My old punk friends complain about feeling alientated at shows, and not knowing how to relate to the fire in young people who are struggling with things we've already come to conclusions about, and complaining about bad tactics of young punks at our small little protests in our small little town. Like there was a Critical Mass bikeride recently, and at the end of it, someone locked themselves to the doors of an abandon Bank of America, and they were shouting out the ways the Bank of America was actively killing the world. My old punk friend left. I mean, I probably would have too. He said there were parents with kids there, there were lots of people who didn't want to get arrested, and it just seemed like how many times do we have to repeat the same tactical mistakes, alienating people, getting arrested.
Yesterday I was talking to Finn and he was saying that the generations in activist circles are so small. Like a couple years brings a whole new generation, and a lot of the people who two years ago were active, now have disapeared, and there's no one to pass down the lessons learned from experience.

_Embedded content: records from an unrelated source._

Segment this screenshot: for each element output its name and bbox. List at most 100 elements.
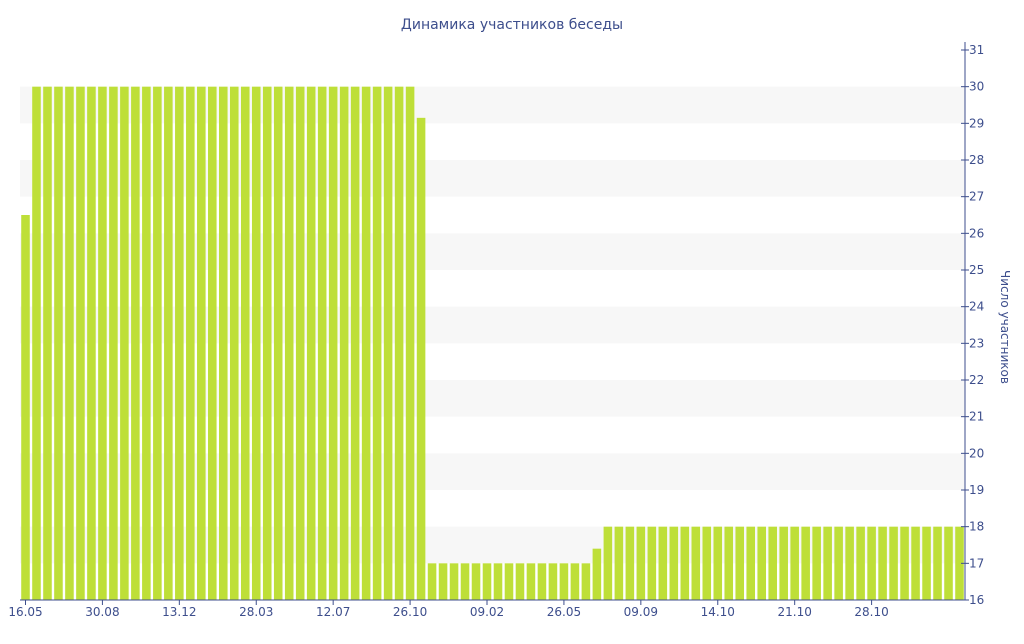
y-tick-label: 30 — [969, 80, 984, 94]
bar[interactable] — [164, 86, 173, 601]
bar[interactable] — [658, 526, 668, 600]
bar[interactable] — [570, 563, 580, 600]
bar[interactable] — [219, 86, 228, 601]
bars — [21, 86, 964, 601]
bar[interactable] — [350, 86, 360, 601]
bar[interactable] — [548, 563, 558, 600]
bar[interactable] — [922, 526, 931, 600]
bar[interactable] — [251, 86, 261, 601]
bar[interactable] — [208, 86, 217, 601]
bar[interactable] — [120, 86, 129, 601]
bar[interactable] — [856, 526, 865, 600]
grid-band — [20, 233, 965, 270]
bar[interactable] — [526, 563, 536, 600]
bar[interactable] — [823, 526, 832, 600]
bar[interactable] — [691, 526, 701, 600]
bar[interactable] — [801, 526, 810, 600]
bar[interactable] — [240, 86, 250, 601]
bar[interactable] — [383, 86, 393, 601]
bar[interactable] — [76, 86, 85, 601]
bar[interactable] — [702, 526, 712, 600]
bar[interactable] — [284, 86, 294, 601]
bar[interactable] — [416, 117, 426, 600]
bar[interactable] — [273, 86, 283, 601]
y-tick-label: 18 — [969, 520, 984, 534]
bar[interactable] — [229, 86, 239, 601]
bar[interactable] — [713, 526, 723, 600]
bar[interactable] — [515, 563, 525, 600]
bar[interactable] — [339, 86, 349, 601]
bar[interactable] — [98, 86, 107, 601]
bar[interactable] — [812, 526, 821, 600]
bar[interactable] — [768, 526, 777, 600]
bar[interactable] — [933, 526, 942, 600]
y-axis-label: Число участников — [998, 270, 1012, 384]
bar[interactable] — [394, 86, 404, 601]
bar[interactable] — [186, 86, 195, 601]
bar[interactable] — [306, 86, 316, 601]
bar[interactable] — [493, 563, 503, 600]
bar[interactable] — [537, 563, 547, 600]
x-tick-label: 28.03 — [239, 605, 273, 619]
bar[interactable] — [900, 526, 909, 600]
bar[interactable] — [559, 563, 569, 600]
bar[interactable] — [504, 563, 514, 600]
y-tick-label: 24 — [969, 300, 984, 314]
bar[interactable] — [109, 86, 118, 601]
bar[interactable] — [911, 526, 920, 600]
bar[interactable] — [955, 526, 964, 600]
bar[interactable] — [724, 526, 734, 600]
bar[interactable] — [735, 526, 745, 600]
bar[interactable] — [592, 548, 602, 600]
bar[interactable] — [131, 86, 140, 601]
bar[interactable] — [834, 526, 843, 600]
grid-bands — [20, 86, 965, 564]
y-tick-label: 27 — [969, 190, 984, 204]
bar[interactable] — [867, 526, 876, 600]
bar[interactable] — [757, 526, 766, 600]
bar[interactable] — [669, 526, 679, 600]
bar[interactable] — [680, 526, 690, 600]
bar[interactable] — [581, 563, 591, 600]
bar[interactable] — [54, 86, 63, 601]
bar[interactable] — [779, 526, 788, 600]
bar[interactable] — [878, 526, 887, 600]
bar[interactable] — [614, 526, 624, 600]
bar[interactable] — [449, 563, 459, 600]
bar[interactable] — [746, 526, 756, 600]
bar[interactable] — [175, 86, 184, 601]
bar[interactable] — [295, 86, 305, 601]
bar[interactable] — [361, 86, 371, 601]
bar[interactable] — [87, 86, 96, 601]
bar[interactable] — [460, 563, 470, 600]
bar[interactable] — [438, 563, 448, 600]
bar[interactable] — [372, 86, 382, 601]
bar[interactable] — [262, 86, 272, 601]
bar[interactable] — [405, 86, 415, 601]
bar[interactable] — [32, 86, 41, 601]
bar[interactable] — [65, 86, 74, 601]
bar[interactable] — [482, 563, 492, 600]
bar[interactable] — [636, 526, 646, 600]
bar[interactable] — [21, 215, 30, 600]
bar[interactable] — [471, 563, 481, 600]
bar[interactable] — [845, 526, 854, 600]
bar[interactable] — [142, 86, 151, 601]
bar[interactable] — [153, 86, 162, 601]
bar[interactable] — [790, 526, 799, 600]
bar[interactable] — [647, 526, 657, 600]
y-tick-label: 16 — [969, 593, 984, 607]
x-tick-label: 12.07 — [316, 605, 350, 619]
bar[interactable] — [317, 86, 327, 601]
bar[interactable] — [944, 526, 953, 600]
bar[interactable] — [625, 526, 635, 600]
bar[interactable] — [43, 86, 52, 601]
bar[interactable] — [603, 526, 613, 600]
y-tick-label: 26 — [969, 226, 984, 240]
grid-band — [20, 380, 965, 417]
bar[interactable] — [328, 86, 338, 601]
x-tick-label: 13.12 — [162, 605, 196, 619]
bar[interactable] — [889, 526, 898, 600]
bar[interactable] — [197, 86, 206, 601]
bar[interactable] — [427, 563, 437, 600]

I see a lot of my older friends giving up. Losing passion. I hear them say things like "I used to read a lot and now I almost never do." And I think it is so essential that we figure out ways to support eachother in growing older and staying committed. I think it is so important that we continue to challenge ourselves and eachother. I think it is so important that we try and figure out how to pass down our experiences and the lessons we've learned without being condescending, and without telling young people that they shouldn't try things anyway, even if when we did the same things we failed. Sometimes you have to learn things for yourself.
And we need to make more of an effort to talk to talk to young people, like when I heard about that Critical Mass, I was thinking I would have left too, but I probably would have tried to find the people who organized it later, talked with them later in the week, asking them what were their goals with that action, and talking about the importance of letting people who come to a protest know if they're going to do something in an effort to get arrested. Talk about the ideas of symbolic action, media, buliding mass movement, building visability, or small, cohesive groups. Talk with them, instead of saying "this isn't for me anymore".
And I think young people should know that for the most part we are a bunch of babies, scared of their fire and scared of their judgement, and unsure of our place in things anymore. Some of us may be bitter and jaded, but most of us are little fraidy cats and would probably really love to be asked questions about what we experienced, what we learned.